When you call a fashion collection Tower, it’s inevitable thoughts punt to the ivory sort, to designers luxuriously detached from reality, neo-Neros fiddling with their taffeta while Rome (or, in this case, Paris) burns. That isn’t Rick Owens. He’s an undeniable dark fantasist, sure, but he’s also rooted in the (often equally-dark) realities of the now. “The world around us is impossible to ignore,” he said, ahead of his Autumn/Winter 2026 collection. “The only way to go is parody.”
Was there parody here? Maybe, though you weren’t smiling as Owens’ sinister figures lurched through a fog so pea-soup thick it rendered them stark grey outlines, menacing nightmare apparitions so distorted as to appear inhuman. Towering, indeed, was the word. Most were hiked up to boogie man proportions on viciously pointed platform boots in tough leathers and wool felt a clear quarter-inch thick, buckled straps batoning down these clothes tightly over the body. This wasn’t like armour, it was armour – a bunch were made of stab-proof Kevlar, incongruously woven by an Owens supplier in Como, where all that faffy taffeta usually comes from.


Were these aggressors, protectors or victims – Kevlar-armoured to attack, or for self-defence? That much was never clear – they, and we, were left literally and metaphorically in the dark. A few stumbled on the way. They’re only human. And that humanistic aspect was something that’s fascinating, an idea you often think about when an Owens freak show rolls into town. I used the term ‘freak’ as something of a compliment, as I know Owens does too. And members of Owens’ army of misfits are amongst the sweetest, gentlest people you’ll ever meet – including this pussycat of a designer himself. His clothes too can look so hard and aggressive and shockingly new, yet are often gentle to the touch and couched in an awesome, awe-inspiring knowledge of where fashion comes from. Don’t trust a book, yadda yadda yadda.

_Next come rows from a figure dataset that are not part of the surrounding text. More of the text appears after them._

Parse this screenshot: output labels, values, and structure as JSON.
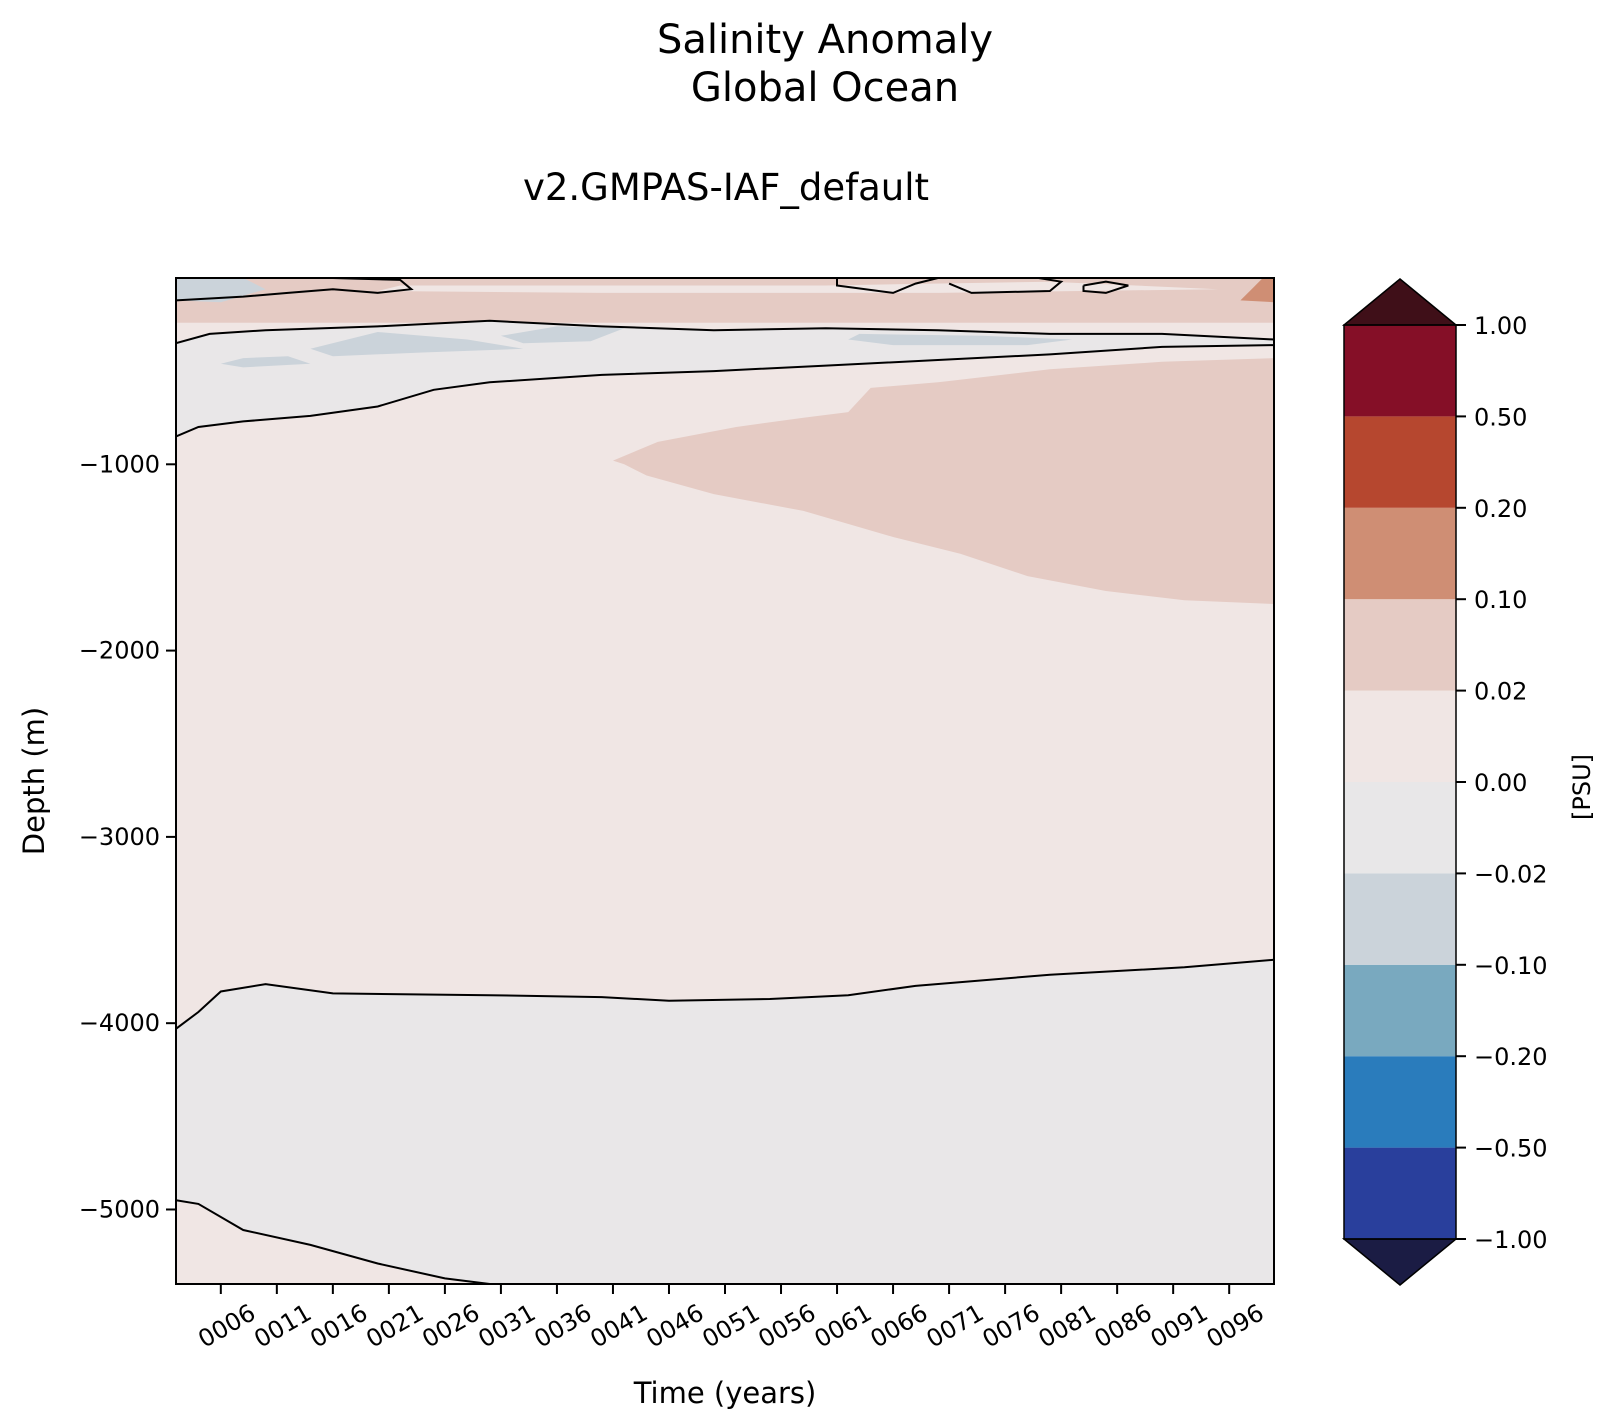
{
  "chart_data": {
    "type": "heatmap",
    "title": "Salinity Anomaly",
    "title_line2": "Global Ocean",
    "subtitle": "v2.GMPAS-IAF_default",
    "xlabel": "Time (years)",
    "ylabel": "Depth (m)",
    "colorbar_label": "[PSU]",
    "xlim": [
      2,
      100
    ],
    "ylim": [
      -5400,
      0
    ],
    "x_ticks": [
      {
        "value": 6,
        "label": "0006"
      },
      {
        "value": 11,
        "label": "0011"
      },
      {
        "value": 16,
        "label": "0016"
      },
      {
        "value": 21,
        "label": "0021"
      },
      {
        "value": 26,
        "label": "0026"
      },
      {
        "value": 31,
        "label": "0031"
      },
      {
        "value": 36,
        "label": "0036"
      },
      {
        "value": 41,
        "label": "0041"
      },
      {
        "value": 46,
        "label": "0046"
      },
      {
        "value": 51,
        "label": "0051"
      },
      {
        "value": 56,
        "label": "0056"
      },
      {
        "value": 61,
        "label": "0061"
      },
      {
        "value": 66,
        "label": "0066"
      },
      {
        "value": 71,
        "label": "0071"
      },
      {
        "value": 76,
        "label": "0076"
      },
      {
        "value": 81,
        "label": "0081"
      },
      {
        "value": 86,
        "label": "0086"
      },
      {
        "value": 91,
        "label": "0091"
      },
      {
        "value": 96,
        "label": "0096"
      }
    ],
    "y_ticks": [
      {
        "value": -1000,
        "label": "−1000"
      },
      {
        "value": -2000,
        "label": "−2000"
      },
      {
        "value": -3000,
        "label": "−3000"
      },
      {
        "value": -4000,
        "label": "−4000"
      },
      {
        "value": -5000,
        "label": "−5000"
      }
    ],
    "colorbar": {
      "levels": [
        "−1.00",
        "−0.50",
        "−0.20",
        "−0.10",
        "−0.02",
        "0.00",
        "0.02",
        "0.10",
        "0.20",
        "0.50",
        "1.00"
      ],
      "colors": [
        "#293f9c",
        "#2a7cbc",
        "#79a9bf",
        "#cbd3da",
        "#e8e7e8",
        "#f0e6e4",
        "#e5cbc4",
        "#cf8e74",
        "#b6472f",
        "#850f27"
      ],
      "under_color": "#1b1c44",
      "over_color": "#3f0f18"
    },
    "fill_colors": {
      "neutral_neg": "#e9e7e8",
      "neutral_pos": "#f0e6e4",
      "light_pos": "#e5cbc4",
      "light_neg": "#cbd3da",
      "medium_pos": "#cf8e74"
    },
    "regions": {
      "upper_negative_band": {
        "x": [
          2,
          100
        ],
        "top": [
          -350,
          -320,
          -280,
          -260,
          -230,
          -250,
          -260,
          -270,
          -280,
          -300,
          -320,
          -330
        ],
        "bottom": [
          -850,
          -760,
          -690,
          -610,
          -560,
          -520,
          -500,
          -470,
          -440,
          -410,
          -370,
          -360
        ]
      },
      "surface_positive_band": {
        "x": [
          2,
          100
        ],
        "depth_range": [
          0,
          -230
        ]
      },
      "mid_positive_tongue": {
        "x_start": 41,
        "x_end": 100,
        "top": -430,
        "bottom_at_end": -1750
      },
      "deep_negative_layer": {
        "x": [
          2,
          100
        ],
        "top": [
          -4000,
          -3820,
          -3850,
          -3870,
          -3880,
          -3860,
          -3780,
          -3720,
          -3670
        ],
        "bottom": [
          -4950,
          -5150,
          -5300,
          -5400
        ]
      }
    },
    "contour_levels": [
      0.0
    ],
    "grid": false
  }
}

The alien-ness of the familiar in this show was also something that got you thinking. Owens’ frayed-bottom jean shorts in pale chambray blue were pocked with texture, resembling plucked chicken skin genetically spliced with denim. You were squinting in the mist to make out what they were made from. And obscurity also extended to elaborate, vaguely extravagant Rapunzel-ean headpieces of macramé strands hanging down to completely hide models’ features, hand-crafted by London designer Lucas Moretti. Meanwhile, when Owens’ models swapped their towering boots for paper-thin rubber-toed plimsoles, they somehow looked weirder still. Owens doing ordinary is something that catches you off guard. But of course, there’s nothing ordinary about it at all.


Which is a fitting metaphor for this un-ordinary moment, where we all feel like we’re flailing in a morass, where figures like politicians and law enforcement have become harbingers of threat rather than beacons of reassurance, instigating chaos rather than bringing calm. And where, perhaps, it’s become part of a fashion designer’s job to provide a degree of societal succor rather than fantasia from on high. If that is indeed the case, Owens may be the very best we’ve got.